Quando i ragazzi dovevano limitarsi a godere della vista di quelle opere d'arte, ha raccontato Rizzolatti, e
quindi il cervello era totalmente privo di vincoli e reagiva con la massima spontaneita' agli stimoli visivi, di
fronte alle opere autentiche si accendevano marcatamente di più l'insula ed aree corticali, segno che il
cervello reagisce spontaneamente 'in modo più vivo' alla bellezza autentica e rispettosa della proporzione
aurea. "Questo significa che quando vediamo opere d'arte c'è qualcosa che scatta dentro il cervello, un
substrato oggettivo, una base neurale del bello.
Nel secondo esperimento, quello del giudizio estetico, le cose cambiano: di fronte alle statue più apprezzate,
nel cervello si attiva l'amigdala destra, regione che richiama esperienze personali, (si accende per esempio
quando associamo qualcosa a una nostra esperienza passata), segno che, chiamati a giudicare la bellezza,
i volontari si fanno influenzare da altro.
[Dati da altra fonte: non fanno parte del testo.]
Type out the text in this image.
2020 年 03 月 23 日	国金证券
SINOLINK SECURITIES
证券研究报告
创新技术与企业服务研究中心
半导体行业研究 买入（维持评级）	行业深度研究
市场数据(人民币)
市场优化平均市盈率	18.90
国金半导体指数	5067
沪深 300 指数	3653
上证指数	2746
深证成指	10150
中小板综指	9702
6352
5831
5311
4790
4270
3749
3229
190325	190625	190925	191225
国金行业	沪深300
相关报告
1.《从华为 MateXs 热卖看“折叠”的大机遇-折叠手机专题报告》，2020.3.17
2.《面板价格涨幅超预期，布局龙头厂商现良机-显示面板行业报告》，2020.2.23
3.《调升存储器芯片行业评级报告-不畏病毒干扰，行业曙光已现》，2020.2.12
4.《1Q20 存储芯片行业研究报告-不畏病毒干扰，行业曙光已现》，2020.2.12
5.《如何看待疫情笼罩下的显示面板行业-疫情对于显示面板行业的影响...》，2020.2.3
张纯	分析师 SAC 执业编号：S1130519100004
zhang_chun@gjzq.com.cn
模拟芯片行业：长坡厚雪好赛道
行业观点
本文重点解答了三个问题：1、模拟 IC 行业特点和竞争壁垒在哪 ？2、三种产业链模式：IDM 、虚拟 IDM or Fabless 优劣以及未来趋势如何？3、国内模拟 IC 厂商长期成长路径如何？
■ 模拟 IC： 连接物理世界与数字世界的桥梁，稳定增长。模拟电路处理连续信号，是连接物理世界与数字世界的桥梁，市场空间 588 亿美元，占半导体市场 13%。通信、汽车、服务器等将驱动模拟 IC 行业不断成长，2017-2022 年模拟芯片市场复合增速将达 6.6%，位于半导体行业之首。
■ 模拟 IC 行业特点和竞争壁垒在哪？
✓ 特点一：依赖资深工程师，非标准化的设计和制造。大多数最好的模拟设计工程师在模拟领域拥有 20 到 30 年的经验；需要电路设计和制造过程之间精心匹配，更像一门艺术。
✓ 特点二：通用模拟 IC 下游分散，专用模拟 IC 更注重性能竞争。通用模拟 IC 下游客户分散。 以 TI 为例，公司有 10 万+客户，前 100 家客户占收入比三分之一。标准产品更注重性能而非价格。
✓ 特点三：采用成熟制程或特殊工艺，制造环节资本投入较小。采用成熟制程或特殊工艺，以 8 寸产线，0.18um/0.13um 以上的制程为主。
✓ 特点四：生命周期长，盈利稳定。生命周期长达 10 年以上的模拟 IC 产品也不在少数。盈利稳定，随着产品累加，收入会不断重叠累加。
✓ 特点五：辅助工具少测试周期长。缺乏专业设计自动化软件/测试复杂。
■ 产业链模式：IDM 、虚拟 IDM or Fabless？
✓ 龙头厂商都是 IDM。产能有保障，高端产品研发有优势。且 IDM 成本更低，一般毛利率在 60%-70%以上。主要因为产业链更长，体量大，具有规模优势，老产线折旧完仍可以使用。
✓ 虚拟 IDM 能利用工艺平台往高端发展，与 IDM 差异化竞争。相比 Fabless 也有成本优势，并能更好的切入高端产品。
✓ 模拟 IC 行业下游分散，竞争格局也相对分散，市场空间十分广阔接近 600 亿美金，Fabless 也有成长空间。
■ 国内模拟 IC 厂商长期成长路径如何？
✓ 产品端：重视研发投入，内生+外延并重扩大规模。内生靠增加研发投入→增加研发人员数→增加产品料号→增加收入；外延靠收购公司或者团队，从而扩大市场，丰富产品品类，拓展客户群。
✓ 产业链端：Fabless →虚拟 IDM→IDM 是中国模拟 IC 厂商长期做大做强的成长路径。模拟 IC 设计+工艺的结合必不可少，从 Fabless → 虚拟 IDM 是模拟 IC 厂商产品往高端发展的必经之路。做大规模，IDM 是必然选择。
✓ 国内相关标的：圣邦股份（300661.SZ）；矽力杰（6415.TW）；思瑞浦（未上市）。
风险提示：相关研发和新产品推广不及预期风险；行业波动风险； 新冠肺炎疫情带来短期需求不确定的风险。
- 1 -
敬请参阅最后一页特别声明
Questo dà il bello soggettivo, dettato da gusti ed esperienze
personali, nonché influenzato dalla cultura.
Questo studio dà quindi una prima dimostrazione che ci sono due tipi di bello, conclude Rizzolatti, uno che fa
risuonare strutture biologicamente dentro di noi, corde che evidentemente artisti riescono a pizzicare in
modo magistrale, l'altro che invece è alimentato dal nostro vissuto personale e da fattori esterni.